Why you need a software solution
Not too long ago, it was pretty simple: you could look at an email and tell it was spam. So you'd just click the delete key and move on.
But a couple of things happened.
- The volume of email increased;
- The percentage of those emails that was spam increased
The solution was straightforward: use automated software to scan the emails and calculate a score for each one. The higher the score, the more likely it is to be spam. If the score is high enough, move the spam to the "spam" folder or the "Junk" folder.
The spammers responded by doing one or more of the following:
- Disguising words that made the score too high
- Adding a flood of neutral (or even gibberish) words to throw off the score ..
- … and more.
Suddenly, sending out lists of spam keywords became impractical; a better system was developed. Something had to be done.

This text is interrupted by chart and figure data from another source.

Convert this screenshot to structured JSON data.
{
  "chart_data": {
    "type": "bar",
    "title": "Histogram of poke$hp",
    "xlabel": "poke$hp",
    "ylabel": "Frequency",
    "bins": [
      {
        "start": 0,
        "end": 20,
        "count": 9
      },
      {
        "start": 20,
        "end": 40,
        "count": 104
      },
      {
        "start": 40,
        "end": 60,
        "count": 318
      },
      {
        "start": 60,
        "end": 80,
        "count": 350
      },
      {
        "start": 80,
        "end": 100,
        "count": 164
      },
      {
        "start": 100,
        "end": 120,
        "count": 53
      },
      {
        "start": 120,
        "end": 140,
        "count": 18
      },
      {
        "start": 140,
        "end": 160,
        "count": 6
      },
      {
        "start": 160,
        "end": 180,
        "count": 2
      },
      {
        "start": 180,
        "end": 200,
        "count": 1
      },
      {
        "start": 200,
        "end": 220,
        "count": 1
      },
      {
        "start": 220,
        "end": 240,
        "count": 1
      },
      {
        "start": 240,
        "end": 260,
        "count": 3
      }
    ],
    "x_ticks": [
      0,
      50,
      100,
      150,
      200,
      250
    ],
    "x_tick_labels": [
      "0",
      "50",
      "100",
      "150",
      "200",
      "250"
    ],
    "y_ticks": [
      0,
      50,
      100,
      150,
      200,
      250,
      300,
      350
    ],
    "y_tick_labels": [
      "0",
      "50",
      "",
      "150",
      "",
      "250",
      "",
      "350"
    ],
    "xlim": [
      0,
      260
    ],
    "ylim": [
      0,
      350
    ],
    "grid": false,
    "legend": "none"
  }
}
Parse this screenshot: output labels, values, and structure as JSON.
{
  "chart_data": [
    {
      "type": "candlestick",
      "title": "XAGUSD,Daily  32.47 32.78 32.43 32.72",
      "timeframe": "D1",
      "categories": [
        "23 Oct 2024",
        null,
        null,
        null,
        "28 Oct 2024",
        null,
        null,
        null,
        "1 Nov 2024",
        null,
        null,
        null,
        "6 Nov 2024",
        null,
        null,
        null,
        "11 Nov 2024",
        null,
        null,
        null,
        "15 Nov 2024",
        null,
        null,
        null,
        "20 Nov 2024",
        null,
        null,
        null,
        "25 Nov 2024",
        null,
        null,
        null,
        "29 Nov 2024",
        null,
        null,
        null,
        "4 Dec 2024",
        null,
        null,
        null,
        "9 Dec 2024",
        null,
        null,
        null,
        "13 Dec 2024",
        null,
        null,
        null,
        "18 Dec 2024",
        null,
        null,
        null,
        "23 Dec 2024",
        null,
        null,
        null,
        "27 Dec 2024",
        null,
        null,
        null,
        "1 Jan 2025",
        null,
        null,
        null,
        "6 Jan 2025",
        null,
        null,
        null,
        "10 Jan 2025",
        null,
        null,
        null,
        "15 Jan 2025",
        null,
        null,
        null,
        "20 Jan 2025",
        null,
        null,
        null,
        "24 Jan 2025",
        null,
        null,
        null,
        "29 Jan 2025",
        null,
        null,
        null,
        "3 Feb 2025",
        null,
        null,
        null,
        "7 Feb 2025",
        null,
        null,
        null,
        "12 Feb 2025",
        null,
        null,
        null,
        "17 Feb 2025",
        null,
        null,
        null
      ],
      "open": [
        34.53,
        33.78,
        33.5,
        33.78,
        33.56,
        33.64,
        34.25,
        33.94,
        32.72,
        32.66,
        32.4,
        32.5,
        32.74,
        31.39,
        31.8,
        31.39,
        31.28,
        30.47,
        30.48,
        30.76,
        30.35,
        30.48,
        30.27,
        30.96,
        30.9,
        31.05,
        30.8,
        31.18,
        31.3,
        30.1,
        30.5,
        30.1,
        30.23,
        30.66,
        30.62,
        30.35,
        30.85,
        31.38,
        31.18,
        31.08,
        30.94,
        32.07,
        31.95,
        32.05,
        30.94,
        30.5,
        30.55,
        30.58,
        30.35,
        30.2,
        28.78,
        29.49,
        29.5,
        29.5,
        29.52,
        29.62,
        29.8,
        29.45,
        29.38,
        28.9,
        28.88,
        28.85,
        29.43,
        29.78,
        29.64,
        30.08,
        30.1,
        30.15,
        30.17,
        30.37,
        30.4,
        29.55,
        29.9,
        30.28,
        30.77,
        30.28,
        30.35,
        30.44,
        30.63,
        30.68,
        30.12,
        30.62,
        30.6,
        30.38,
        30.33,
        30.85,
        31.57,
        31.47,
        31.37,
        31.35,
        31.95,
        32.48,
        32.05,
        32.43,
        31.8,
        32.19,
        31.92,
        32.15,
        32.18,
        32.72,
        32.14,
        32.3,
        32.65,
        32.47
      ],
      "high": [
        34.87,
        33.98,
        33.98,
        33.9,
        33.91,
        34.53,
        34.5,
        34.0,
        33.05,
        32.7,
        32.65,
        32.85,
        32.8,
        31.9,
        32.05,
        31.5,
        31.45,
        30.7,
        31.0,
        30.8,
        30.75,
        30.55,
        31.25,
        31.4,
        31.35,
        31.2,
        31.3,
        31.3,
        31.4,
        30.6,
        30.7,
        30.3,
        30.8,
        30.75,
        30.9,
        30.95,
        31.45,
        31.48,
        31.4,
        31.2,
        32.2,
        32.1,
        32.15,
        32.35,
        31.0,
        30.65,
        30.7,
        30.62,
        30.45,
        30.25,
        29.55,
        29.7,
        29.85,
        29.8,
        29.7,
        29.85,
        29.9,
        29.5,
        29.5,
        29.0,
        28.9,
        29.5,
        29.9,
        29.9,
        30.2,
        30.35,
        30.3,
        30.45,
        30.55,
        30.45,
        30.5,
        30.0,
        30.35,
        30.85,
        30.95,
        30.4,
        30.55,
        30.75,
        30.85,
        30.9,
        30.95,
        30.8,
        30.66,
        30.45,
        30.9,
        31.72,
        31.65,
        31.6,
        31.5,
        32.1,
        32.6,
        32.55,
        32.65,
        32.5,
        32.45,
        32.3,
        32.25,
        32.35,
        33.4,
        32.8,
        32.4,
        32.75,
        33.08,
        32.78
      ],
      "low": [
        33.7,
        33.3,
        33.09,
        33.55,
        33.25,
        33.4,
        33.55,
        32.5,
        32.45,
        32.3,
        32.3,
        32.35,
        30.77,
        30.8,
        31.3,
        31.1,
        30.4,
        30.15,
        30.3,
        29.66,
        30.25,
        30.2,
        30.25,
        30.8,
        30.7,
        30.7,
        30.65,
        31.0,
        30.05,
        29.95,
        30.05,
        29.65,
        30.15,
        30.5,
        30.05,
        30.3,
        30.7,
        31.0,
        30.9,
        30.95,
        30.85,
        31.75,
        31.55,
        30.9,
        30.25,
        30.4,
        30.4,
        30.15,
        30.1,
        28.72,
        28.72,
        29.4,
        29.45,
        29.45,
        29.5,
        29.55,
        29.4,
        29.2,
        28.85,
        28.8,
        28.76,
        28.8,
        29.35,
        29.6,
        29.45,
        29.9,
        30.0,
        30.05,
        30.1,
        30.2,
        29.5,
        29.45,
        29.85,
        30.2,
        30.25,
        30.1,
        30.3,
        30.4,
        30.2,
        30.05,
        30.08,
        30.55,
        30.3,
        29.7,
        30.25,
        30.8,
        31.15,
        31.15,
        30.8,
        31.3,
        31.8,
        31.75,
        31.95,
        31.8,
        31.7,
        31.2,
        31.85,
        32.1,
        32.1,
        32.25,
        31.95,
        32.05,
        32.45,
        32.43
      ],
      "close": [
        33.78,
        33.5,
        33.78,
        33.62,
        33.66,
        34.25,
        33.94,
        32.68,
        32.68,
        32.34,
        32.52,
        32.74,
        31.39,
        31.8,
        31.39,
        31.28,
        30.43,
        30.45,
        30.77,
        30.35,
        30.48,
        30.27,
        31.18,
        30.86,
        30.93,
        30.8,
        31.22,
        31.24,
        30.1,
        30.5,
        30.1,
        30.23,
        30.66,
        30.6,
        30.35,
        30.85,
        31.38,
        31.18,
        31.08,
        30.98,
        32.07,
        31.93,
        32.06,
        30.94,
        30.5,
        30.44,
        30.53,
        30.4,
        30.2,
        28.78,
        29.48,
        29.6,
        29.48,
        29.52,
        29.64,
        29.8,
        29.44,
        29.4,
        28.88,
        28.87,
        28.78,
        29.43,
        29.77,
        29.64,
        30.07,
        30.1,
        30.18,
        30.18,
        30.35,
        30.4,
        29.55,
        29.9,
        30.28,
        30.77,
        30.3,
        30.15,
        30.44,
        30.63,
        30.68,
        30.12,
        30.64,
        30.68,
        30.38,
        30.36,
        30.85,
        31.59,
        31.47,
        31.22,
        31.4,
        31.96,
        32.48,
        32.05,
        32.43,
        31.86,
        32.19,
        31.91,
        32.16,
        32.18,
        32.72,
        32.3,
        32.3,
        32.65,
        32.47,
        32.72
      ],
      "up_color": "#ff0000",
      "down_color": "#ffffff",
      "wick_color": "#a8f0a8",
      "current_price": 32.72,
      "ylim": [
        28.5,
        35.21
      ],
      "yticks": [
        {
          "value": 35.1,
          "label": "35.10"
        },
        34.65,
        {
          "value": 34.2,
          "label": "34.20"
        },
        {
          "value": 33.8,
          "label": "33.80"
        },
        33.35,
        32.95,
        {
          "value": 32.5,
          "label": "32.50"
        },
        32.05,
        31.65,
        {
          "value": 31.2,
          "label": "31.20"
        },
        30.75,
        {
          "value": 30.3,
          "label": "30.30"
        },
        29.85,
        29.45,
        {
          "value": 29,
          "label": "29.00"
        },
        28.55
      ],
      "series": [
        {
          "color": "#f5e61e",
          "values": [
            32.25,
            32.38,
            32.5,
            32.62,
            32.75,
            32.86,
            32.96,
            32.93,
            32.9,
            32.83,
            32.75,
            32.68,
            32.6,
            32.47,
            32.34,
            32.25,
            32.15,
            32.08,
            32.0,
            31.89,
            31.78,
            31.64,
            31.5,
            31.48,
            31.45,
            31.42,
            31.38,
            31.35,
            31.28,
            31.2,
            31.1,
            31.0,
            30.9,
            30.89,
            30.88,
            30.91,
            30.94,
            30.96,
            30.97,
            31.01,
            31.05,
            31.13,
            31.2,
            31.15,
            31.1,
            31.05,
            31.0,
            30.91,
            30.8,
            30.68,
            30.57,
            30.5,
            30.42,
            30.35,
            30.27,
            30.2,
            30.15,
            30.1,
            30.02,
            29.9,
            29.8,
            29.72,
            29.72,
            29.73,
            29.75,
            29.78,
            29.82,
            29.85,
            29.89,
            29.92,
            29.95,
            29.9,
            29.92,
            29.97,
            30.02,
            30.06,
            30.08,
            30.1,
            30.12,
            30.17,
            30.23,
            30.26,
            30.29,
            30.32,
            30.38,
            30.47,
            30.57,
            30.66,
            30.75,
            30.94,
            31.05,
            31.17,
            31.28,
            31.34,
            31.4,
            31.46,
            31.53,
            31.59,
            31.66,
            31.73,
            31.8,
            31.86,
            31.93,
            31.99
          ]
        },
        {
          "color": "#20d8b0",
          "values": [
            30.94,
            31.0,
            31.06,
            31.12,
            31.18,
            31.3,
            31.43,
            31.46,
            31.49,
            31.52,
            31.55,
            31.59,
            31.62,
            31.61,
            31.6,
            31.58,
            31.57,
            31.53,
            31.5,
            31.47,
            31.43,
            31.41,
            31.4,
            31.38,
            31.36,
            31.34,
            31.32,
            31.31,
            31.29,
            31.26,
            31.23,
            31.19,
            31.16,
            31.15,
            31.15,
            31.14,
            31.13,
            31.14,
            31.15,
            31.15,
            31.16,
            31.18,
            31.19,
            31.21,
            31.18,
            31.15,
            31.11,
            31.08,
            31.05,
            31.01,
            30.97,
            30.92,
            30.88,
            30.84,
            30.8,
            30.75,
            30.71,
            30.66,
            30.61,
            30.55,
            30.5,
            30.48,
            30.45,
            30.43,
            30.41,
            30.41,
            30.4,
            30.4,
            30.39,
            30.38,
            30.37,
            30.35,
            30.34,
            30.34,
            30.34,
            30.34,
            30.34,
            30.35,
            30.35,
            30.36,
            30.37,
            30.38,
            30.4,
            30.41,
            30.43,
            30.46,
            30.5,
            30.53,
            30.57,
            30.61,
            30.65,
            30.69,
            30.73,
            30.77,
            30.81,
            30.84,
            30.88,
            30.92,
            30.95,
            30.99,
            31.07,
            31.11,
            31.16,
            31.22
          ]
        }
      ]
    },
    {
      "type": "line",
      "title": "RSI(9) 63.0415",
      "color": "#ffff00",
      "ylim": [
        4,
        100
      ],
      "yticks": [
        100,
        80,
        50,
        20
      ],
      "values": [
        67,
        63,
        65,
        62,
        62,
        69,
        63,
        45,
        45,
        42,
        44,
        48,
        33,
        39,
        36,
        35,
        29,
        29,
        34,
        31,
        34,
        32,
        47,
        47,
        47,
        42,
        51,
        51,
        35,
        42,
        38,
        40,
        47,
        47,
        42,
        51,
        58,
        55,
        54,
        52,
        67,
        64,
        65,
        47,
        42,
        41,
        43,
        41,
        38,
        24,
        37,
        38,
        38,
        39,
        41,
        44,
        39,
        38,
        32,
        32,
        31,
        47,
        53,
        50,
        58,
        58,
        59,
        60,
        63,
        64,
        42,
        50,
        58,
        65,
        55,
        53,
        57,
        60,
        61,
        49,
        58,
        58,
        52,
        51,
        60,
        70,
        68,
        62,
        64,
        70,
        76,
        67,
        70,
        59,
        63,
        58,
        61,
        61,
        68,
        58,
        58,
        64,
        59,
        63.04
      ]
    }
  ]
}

Bayesian filtering: The indispensable tool
This kind of spam filter calculates a score but it also gets smarter the more you use it.
Here's how it works:
Imagine that you open your email inbox. You see some email that you suspect is spam, but you're not sure. So you open it and, sure enough, it is spam.
Now also imagine that you have anti spam software that uses a Bayesian filter.
Here's what you do next:
For the first piece of spam, you click a button. The anti spam software "reads" the email and remembers certain characteristics. Then it deletes it.
Then you open the next suspicious email. It's different than the first one, but it is still spam, so you click the button again. The anti spam software examines this piece of spam and adds its characteristics to the list. Next time another piece of email comes in with those characteristics – straight to the Junk folder.
Do this for every piece of email that you suspect is spam. The more you do it, the more detailed your list of spam-characteristics gets. Pretty soon the list is detailed enough that the anti spam software can predict – on its own – when an email is spam. It can then move that spam to the Junk folder all by itself. You do not have to be involved.
I have simplified the process to make it easy to understand. In practice, the anti spam filter can look at a lot of different characteristics:
- Words in the body of the message,
- HTML code (like colors)
- Pairs of words,
- Where the words appear in relation to other words
- … and more.